Ни один человек, никакая культура не выносит запугивания. Никому не нравится жить в страхе из-за того, что он мыслит иначе. Никому не нравится быть нищим и голодным, и никому не нравится жить при такой экономической системе, при которой плоды труда постоянно остаются без вознаграждения. Система свободного рынка и либеральной демократии, характерная почти для всех развитых стран мира, может иметь недостатки; очень часто она выражает интересы сильных в ущерб слабым. Но система постоянно изменяется и улучшается — и как раз благодаря этой открытости к изменениям либеральные демократии, основанные на свободном рынке, дают людям во всем мире больше возможностей добиться лучшей жизни.
Наша задача, таким образом, заключается в том, чтобы политика США направляла международную систему в сторону равенства, справедливости и благосостояния — чтобы законы, которые мы поддерживаем, служили и нашим интересам, и интересам борющегося мира. И нам полезно помнить несколько основных принципов. В первую очередь следует скептически относиться к тем, кто считает, будто мы можем в одиночку освободить другие народы от тирании. Я согласен с тем, что Джордж У. Буш сказал в своем втором инаугурационном обращении о всеобщем желании быть свободными. Но в истории мало примеров того, чтобы желаемая людьми свобода была предоставлена при помощи вмешательства извне. Почти во всех имевших успех социальных движениях последнего столетия, от кампании Ганди против британского правления и движения «Солидарность» в Польше до движения против апартеида в Южной Африке, демократия являлась результатом местного пробуждения.

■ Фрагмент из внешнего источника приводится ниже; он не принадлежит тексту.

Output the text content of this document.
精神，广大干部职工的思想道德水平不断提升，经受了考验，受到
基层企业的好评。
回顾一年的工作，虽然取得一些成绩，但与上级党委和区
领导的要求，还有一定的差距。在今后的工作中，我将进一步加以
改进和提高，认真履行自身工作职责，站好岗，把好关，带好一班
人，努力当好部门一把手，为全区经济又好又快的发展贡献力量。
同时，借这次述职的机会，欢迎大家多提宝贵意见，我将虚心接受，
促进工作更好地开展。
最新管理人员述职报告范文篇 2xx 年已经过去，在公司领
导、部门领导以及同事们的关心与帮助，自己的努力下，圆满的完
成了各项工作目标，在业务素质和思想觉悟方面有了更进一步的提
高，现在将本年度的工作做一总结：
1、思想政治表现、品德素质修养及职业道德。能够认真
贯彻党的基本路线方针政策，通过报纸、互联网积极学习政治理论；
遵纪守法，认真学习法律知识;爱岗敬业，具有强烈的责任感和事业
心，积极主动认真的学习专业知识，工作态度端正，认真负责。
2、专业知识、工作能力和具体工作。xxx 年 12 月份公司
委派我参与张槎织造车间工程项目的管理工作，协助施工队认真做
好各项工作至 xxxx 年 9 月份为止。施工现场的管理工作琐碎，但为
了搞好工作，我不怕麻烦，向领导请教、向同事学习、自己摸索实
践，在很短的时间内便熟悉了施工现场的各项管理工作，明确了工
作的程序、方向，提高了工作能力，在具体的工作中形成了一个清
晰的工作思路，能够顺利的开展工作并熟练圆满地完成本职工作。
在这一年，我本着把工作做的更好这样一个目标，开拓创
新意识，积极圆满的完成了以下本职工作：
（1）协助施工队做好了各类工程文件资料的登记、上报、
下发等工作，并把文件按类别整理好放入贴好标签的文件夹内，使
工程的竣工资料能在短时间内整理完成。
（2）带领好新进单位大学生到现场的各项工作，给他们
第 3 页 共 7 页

Мы можем вдохновить других людей потребовать свобод; мы можем использовать международные форумы и договоры для того, чтобы установить стандарты для других; мы можем давать средства недавно возникшим демократиям, чтобы помочь институализировать систему честных выборов, обучить независимых журналистов и привить привычку гражданского участия; мы можем говорить от имени местных лидеров, права которых нарушаются; и мы можем оказывать экономическое и дипломатическое давление на тех, кто постоянно нарушает права собственного народа.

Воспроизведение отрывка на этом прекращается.